The sequence databases (Genbank nr/nt, BioMarKs and CAMERA) have much higher representation of non-haplosporidian Ascetosporea than true haplosporidians themselves, that is, sequences related to the copepod parasite Paradinium (clade ENDO-3; Figure 1b) (Skovgaard and Daugbjerg, 2008; Bass et al., 2009) and the phylogenetically unstable environmental clone DQ504354 and Endo-2 (López-Garcıa et al., 2006). This may be because the sequences in these clades are less divergent than most haplosporidia (they were first detected with general or cercozoan-specific primers that never amplified true haplosporidia despite extensive sampling (Bass and Cavalier-Smith, 2004; Bass et al., 2009)). Additionally it may be because some of their few known hosts (copepods and praw n in the case of Endo-3) are more widely distributed at global and local scales than hosts of many haplosporidia.

Conclusion

The use of PCR primer combinations specifically targeted to protist groups of interest can provide a powerful insight into their biology.

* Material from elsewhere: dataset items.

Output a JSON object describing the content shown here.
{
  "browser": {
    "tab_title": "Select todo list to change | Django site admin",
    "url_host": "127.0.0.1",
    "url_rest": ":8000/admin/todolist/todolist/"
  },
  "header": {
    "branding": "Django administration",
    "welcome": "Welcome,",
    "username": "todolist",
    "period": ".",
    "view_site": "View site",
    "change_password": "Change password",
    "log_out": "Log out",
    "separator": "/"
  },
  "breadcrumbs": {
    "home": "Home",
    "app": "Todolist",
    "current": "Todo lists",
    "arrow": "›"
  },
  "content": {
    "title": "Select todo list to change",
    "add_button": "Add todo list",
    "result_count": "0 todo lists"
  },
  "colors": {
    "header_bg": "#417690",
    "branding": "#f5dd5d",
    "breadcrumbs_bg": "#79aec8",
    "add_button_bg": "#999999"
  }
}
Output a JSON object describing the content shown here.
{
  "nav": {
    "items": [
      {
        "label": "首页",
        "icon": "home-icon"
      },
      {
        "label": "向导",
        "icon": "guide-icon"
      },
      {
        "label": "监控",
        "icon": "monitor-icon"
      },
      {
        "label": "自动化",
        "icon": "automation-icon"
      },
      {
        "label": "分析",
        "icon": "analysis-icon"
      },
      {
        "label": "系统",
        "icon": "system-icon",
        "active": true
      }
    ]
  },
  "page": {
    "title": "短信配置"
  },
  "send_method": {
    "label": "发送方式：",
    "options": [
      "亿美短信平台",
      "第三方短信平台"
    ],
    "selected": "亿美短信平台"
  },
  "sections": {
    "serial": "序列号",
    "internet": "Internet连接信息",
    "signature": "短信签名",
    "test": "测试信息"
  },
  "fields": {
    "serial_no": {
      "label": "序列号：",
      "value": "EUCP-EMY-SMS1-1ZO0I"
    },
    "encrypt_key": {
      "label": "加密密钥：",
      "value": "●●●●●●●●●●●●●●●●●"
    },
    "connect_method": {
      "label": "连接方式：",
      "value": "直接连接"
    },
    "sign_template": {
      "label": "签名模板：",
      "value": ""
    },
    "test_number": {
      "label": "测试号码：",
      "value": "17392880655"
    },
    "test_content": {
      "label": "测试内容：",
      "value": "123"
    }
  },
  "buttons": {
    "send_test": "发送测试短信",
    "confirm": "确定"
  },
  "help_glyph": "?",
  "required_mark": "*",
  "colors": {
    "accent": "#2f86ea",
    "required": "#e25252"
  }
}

The approach is especially helpful when target groups are difficult to study by other means, for example, because of physical access to samples, cryptic and/or specialised life styles, or when gene-related unorthodoxy confounds standard research methods. Our targeted study has greatly enhanced our understanding of haplosporidian diversity and distributions, improved the phylogeny of the group and provided clues about their obscure life cycles. Figure 2 schematically summarises the number and phylogenetic positions of novel and previously known lineages detected in this study. By definition, none of the novel environmental lineages has previously been detected at any site. Figure 2 also indicates known disease-causing agents detected, for the first time, by our approach at well-monitored sites. Thus we lay the groundwork for new research directions, including modelling the changing distributions and disease risks posed by haplosporidians and the consequent implications for the aquaculture sector and food security.

Figure 2
figure 2

Summary of the novel lineages and known haplosporidians (in grey boxes). Numbers in brackets indicate known SSU sequence types and in bold the number of novel MOTUs discovered in this study. Stars indicate known lineages that were detected at Weymouth, despite the lack of previous records of these parasites in the vicinity.